Как показывает проведенный анализ, результаты которого отражены на Фиг. 4, моноклональные антитела 1F11PAL:

1) взаимодействуют со всеми исследуемыми штаммами Legionella pneumophila (регистрация позитивного результата в точках A1-А7);

2) взаимодействуют со всеми исследуемыми штаммами непатогенных легионелл, то есть полученные МКАт к рекомбинантному белку PAL Legionella pneumophila проявляют активность к нативному белку PAL других бактерий рода Legionella (регистрация позитивного результата в точках А8, А9);

3) не взаимодействуют со всеми исследуемыми штаммами грамотрицательных (регистрация негативного результата в точках В1-В9, C1-С5) и грамположительных (регистрация негативного результата в точках С6-С8) бактерий, не относящихся к роду Legionella.

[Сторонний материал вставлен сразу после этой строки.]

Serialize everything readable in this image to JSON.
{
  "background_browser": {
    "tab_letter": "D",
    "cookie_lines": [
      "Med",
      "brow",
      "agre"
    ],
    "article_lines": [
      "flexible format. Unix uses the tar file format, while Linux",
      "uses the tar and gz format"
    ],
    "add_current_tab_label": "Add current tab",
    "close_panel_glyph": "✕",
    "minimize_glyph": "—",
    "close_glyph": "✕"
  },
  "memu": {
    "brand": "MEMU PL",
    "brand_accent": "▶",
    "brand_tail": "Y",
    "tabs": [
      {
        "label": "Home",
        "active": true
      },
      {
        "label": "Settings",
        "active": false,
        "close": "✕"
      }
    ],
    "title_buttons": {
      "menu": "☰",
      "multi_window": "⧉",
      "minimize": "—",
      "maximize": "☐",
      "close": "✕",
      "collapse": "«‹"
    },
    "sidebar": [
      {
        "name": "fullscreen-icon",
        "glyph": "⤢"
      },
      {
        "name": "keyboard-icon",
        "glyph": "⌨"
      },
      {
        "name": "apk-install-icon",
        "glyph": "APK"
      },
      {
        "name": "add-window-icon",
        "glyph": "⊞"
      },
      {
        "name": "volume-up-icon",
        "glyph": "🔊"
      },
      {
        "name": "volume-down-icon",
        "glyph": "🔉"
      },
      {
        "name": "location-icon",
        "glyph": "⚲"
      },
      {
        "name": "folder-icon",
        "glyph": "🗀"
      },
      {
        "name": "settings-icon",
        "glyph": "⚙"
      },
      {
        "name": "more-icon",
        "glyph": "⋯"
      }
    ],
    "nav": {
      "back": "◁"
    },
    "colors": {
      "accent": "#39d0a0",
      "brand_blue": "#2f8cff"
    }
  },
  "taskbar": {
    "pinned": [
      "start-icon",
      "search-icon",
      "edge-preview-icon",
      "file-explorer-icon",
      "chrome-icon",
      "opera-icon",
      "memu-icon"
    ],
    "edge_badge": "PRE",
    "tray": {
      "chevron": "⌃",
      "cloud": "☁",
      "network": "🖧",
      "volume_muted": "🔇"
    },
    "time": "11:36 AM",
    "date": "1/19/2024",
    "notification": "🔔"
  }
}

Штамм гибридных культивируемых клеток животных Mus musculus 1F11PAL - продуцент мышиных моноклональных антител, специфичных к пептидогликан-ассоциированному липопротеину (PAL) Legionella pneumophila, депонирован в государственной коллекции патогенных микроорганизмов и клеточных культур «ГКПМ-Оболенск», коллекционный номер Н-78.